Community Speak: Funding Concerns

Community Speak: Funding Concerns

Arushi Sen
Media Coordinator, CSTEP

Debates on funding concerns of Think Tanks (TTs) across the world are revolving around a central theme: developing a sustainable funding model. Historically speaking, TTs, which started to evolve as the ‘third sector’ in Europe, UK and the US, were publicly-funded organisations. However, in the last century, as more and more TTs started coming up, despite being non-profit independent policy research organisations, their source of sustenance from public funding entered troubled waters. Corporate and philanthropic funding has now become the norm for a majority of these organisations and a large part of the money is given by foreign or international organisations like the Asian Development Bank, Bill and Melinda Gates Foundation, International Development and Research Centre, etc. 

This trend of foreign funding has been rather severely criticised, and brought the integrity and credibility of TT research under the scanner. There is also a growing realisation in the TT community that in order to be financially secure, the heavy reliance on foreign funding needs to be replaced with support from domestic sources. However, commentaries in the media indicate that securing long-term core funding from domestic and corporate philanthropy remains a challenge. While domestic funders support eagerly support direct-intervention causes, they have little or no enthusiasm for policy research.

For this issue of Aditi, the editorial team decided to capture the voice of the TT community in developing nations through a survey.

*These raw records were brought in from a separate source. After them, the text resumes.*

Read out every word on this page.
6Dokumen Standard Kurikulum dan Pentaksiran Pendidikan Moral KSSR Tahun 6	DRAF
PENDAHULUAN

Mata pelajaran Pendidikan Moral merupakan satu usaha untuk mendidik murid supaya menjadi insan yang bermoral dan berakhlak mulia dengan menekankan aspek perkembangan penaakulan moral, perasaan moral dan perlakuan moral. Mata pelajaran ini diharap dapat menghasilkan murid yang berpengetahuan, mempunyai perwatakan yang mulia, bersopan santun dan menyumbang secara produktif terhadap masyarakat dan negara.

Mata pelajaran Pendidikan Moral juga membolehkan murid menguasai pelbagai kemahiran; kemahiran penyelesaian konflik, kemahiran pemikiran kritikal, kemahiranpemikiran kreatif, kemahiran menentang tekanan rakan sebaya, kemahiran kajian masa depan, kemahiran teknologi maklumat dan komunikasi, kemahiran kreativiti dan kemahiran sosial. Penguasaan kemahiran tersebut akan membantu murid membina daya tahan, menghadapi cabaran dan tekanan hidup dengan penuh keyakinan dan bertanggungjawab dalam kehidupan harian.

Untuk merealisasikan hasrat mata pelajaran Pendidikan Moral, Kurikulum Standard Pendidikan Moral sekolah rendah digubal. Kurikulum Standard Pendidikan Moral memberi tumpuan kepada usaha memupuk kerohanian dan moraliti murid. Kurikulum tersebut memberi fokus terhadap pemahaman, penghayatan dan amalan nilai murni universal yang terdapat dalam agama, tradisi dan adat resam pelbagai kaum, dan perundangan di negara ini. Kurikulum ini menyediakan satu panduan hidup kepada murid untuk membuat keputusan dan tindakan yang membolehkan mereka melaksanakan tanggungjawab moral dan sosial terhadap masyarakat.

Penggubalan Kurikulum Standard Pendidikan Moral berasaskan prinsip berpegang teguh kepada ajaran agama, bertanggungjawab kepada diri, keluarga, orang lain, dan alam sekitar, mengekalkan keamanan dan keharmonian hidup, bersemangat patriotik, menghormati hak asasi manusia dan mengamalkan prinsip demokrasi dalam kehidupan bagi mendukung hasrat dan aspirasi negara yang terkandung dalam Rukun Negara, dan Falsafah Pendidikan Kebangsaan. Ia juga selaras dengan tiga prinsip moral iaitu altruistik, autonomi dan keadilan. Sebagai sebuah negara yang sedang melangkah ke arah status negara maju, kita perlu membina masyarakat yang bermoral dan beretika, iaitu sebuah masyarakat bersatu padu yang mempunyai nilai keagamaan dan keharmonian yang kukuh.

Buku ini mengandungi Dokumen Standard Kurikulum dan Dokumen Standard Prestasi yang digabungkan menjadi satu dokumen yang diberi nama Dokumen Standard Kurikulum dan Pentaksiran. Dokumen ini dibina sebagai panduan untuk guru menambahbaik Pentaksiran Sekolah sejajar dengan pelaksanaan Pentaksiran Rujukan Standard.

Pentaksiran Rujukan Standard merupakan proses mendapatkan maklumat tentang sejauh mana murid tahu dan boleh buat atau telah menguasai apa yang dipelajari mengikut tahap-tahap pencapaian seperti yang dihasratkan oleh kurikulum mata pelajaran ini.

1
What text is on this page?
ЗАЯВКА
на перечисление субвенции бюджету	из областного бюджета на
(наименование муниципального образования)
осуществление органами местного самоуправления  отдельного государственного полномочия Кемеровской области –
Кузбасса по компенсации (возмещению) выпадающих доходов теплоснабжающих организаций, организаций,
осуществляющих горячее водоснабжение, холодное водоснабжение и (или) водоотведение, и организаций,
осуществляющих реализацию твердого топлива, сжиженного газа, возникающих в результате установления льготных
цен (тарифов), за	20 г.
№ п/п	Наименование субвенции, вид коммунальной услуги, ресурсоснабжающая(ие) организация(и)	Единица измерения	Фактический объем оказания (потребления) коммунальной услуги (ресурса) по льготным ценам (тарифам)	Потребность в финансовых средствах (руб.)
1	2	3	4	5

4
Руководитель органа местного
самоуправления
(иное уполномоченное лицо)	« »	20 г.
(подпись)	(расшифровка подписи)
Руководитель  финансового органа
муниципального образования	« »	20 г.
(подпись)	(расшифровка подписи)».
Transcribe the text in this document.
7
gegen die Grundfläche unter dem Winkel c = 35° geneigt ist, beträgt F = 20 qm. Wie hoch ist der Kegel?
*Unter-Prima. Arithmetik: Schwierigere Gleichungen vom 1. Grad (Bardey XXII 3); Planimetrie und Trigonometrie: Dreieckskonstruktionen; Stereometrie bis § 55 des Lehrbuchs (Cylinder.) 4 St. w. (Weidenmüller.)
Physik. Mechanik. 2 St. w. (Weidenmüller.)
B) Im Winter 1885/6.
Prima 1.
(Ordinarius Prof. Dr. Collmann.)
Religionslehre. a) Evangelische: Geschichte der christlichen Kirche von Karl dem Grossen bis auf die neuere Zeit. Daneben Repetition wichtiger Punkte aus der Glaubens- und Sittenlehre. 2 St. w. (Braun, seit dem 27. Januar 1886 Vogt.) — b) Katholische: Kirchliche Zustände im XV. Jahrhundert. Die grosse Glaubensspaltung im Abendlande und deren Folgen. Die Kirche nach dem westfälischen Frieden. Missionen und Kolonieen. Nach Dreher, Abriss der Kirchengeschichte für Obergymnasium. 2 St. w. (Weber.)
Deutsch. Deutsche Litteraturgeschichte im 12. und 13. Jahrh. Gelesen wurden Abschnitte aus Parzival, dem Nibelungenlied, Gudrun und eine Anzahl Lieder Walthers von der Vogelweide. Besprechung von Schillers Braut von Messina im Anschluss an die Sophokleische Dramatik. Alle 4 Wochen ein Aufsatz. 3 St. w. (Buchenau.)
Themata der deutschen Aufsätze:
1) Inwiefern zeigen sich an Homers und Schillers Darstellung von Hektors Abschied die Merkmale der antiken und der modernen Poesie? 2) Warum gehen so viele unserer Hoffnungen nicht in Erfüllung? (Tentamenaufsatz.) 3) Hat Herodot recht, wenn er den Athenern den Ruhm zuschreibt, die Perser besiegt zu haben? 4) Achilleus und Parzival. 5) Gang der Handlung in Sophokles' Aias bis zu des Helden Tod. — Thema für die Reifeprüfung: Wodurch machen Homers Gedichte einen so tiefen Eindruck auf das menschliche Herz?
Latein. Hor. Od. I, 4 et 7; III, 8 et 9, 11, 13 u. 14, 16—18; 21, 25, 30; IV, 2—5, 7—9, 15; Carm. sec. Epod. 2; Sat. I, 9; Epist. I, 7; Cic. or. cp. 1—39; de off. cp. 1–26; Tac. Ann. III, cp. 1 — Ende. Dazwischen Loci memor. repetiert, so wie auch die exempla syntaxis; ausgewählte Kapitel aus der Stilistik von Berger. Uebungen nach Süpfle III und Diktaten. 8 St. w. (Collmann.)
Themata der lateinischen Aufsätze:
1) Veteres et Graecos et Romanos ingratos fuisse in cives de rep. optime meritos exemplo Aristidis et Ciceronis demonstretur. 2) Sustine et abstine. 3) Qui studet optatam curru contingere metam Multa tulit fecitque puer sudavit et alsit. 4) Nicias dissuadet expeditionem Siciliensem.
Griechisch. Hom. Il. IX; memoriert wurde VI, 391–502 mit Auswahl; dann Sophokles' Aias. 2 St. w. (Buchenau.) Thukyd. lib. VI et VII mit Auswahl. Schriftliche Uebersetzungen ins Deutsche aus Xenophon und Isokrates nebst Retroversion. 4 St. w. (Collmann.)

Unfortunately, the survey was taken by a small group of 12 people, although the geographic coverage was impressive as shown in the Figure.

Despite the small number of respondents, some of the surprises that emerged from an analysis of the responses received in the survey are mentioned below:
  • The lack of funding received from governmental sources was strongly voted to be a factor that highly affects the viability of a Think Tank; 
  • Influence of a funder’s request on the research of a Think Tank was voted to have low impact; 
  • The inability of a Think Tank to build financial reserves for emergencies due to their non-profit nature was considered to be a high impacting factor; 
  • Only one respondent indicated that ‘providing a transparent performance assessment of a Think Tank’ is important when approaching domestic funders for financial support; 
  • A majority of the respondents indicated that ‘showcasing impact stories’ and ‘building the organisation’s reputation’ with domestic funders are important considerations for fundraising.

The TT community needs to seriously consider engaging in collaborative projects with each other as one of the ways to ensure sustainable funding. Such collaborations can be viewed as a coin with two sides. On the one hand, the Think Tank Initiative experience has set in the realisation that a similar model of funding from domestic sources would ensure the financial sustenance of TTs in a country. But on the flip side of the same coin, TTs could set-up a funding pool that helps secure the financial future of policy research organisations.